Handle all bounce emails for domain: domain.com , run shell/perl/php/etc. script with sensitive info.

1. Create transport map in main.cf , and postmap the map

    # tail -1 /usr/local/etc/postfix/main.cf

transport_maps = hash:/usr/local/etc/postfix/transport.maps

    # cat /usr/local/etc/postfix/transport.maps

xssoftgames.com bounces:

    # postmap /usr/local/etc/postfix/transport.maps

2. Create user for executing the script (can not be root, can not be postfix master user! ) – no shell, nologin

    # useradd bounce

3. Create pipe service in master.cf (pipe service name: bounces , as it’s bounces: in the transport map). Simple usage.
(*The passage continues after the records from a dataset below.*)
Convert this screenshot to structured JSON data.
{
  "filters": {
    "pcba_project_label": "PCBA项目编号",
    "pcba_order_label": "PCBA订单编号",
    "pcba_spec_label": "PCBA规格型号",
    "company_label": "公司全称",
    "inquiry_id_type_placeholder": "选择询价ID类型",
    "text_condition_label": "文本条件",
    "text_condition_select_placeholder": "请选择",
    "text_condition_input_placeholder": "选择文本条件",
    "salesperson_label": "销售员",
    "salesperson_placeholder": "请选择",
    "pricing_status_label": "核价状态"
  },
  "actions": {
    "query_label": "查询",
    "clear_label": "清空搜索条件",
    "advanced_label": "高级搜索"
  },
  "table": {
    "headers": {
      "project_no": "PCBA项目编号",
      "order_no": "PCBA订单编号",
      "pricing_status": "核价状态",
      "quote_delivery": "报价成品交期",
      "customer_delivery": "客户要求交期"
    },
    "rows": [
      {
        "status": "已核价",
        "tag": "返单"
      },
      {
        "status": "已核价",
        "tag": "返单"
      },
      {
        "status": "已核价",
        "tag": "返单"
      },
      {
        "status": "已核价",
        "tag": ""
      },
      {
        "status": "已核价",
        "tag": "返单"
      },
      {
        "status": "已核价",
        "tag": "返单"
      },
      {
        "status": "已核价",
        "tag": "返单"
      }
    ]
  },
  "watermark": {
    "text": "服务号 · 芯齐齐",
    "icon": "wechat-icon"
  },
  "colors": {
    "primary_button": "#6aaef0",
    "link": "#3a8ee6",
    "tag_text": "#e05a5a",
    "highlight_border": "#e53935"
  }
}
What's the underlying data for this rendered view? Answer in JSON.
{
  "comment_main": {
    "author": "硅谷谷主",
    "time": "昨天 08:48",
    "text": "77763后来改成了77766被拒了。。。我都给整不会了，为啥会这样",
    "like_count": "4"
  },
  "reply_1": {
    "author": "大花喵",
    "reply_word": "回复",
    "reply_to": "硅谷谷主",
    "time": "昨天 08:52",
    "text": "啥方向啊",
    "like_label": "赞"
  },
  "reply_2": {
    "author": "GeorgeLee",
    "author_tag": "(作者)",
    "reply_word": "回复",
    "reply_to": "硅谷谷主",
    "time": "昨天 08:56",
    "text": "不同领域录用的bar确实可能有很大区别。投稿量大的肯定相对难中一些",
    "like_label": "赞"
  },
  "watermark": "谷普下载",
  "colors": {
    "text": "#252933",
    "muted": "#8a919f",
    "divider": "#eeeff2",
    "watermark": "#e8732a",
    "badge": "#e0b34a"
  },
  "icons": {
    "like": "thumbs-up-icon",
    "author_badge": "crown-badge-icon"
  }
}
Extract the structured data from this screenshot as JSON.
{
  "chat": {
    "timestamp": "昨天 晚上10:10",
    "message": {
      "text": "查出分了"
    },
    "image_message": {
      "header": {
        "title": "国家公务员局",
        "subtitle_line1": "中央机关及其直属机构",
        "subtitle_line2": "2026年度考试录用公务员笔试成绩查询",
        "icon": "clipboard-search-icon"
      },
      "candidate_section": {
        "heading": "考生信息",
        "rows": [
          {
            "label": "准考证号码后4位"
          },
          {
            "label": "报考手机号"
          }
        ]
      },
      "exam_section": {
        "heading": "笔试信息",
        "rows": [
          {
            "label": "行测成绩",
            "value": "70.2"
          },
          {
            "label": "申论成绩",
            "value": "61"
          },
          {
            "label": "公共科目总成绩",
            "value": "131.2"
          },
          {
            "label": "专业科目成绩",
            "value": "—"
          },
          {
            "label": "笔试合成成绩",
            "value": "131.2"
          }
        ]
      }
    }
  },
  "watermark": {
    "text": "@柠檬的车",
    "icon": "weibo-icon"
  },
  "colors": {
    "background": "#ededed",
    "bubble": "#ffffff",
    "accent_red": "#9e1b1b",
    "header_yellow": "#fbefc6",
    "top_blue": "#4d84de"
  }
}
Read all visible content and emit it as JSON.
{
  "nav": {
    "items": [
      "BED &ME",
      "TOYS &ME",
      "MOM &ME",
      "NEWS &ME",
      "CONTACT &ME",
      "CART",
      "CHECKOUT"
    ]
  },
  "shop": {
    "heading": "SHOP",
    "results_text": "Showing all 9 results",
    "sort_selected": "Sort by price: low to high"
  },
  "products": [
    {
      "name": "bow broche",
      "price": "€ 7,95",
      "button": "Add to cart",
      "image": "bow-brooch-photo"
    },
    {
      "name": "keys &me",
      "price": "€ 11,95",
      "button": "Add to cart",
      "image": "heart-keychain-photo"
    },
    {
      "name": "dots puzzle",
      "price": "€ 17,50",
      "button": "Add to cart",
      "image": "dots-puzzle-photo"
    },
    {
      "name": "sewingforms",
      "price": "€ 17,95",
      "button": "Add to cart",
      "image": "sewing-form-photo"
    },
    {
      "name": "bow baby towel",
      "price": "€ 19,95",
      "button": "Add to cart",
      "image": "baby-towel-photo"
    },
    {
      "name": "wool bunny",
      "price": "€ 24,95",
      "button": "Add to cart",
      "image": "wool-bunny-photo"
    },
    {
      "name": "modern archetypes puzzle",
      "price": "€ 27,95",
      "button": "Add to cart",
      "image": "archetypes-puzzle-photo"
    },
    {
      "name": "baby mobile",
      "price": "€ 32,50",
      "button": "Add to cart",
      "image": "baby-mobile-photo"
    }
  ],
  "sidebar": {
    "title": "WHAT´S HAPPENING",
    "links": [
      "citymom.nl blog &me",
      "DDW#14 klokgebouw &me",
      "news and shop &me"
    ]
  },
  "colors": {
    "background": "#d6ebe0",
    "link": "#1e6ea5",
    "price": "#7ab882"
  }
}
     # tail -2 /usr/local/etc/postfix/master.cf

bounces unix – n n – – pipe
flags=FRq user=bounce argv=/usr/local/etc/postfix/bounces.sh ${sender} ${recipient}

4. create /usr/local/etc/postfix/bounces.sh script

     # cat /usr/local/etc/postfix/bounces.sh

#!/bin/sh
echo “$1 $2” > /tmp/kur

5. reload Postfix

What values can you send to argv=? Look here: http://www.postfix.org/pipe.8.html

Worse comes to worse, I guess the script can call mailq to get information, you would just need to pass it ${queue_id}.

Jaymon commented 7 years ago

Another option is to create a daemon and use the Milter interface.

Configuring postfix to use a milter is very easy. 

1. configure your milter to listen on some local port.  eg 
127.0.0.1:2550 

2. tell postfix to use that same port 
# main.cf 
smtpd_milters = inet:127.0.0.1:2550 

That's all that is usually required. 

All other configuration is done in the milter.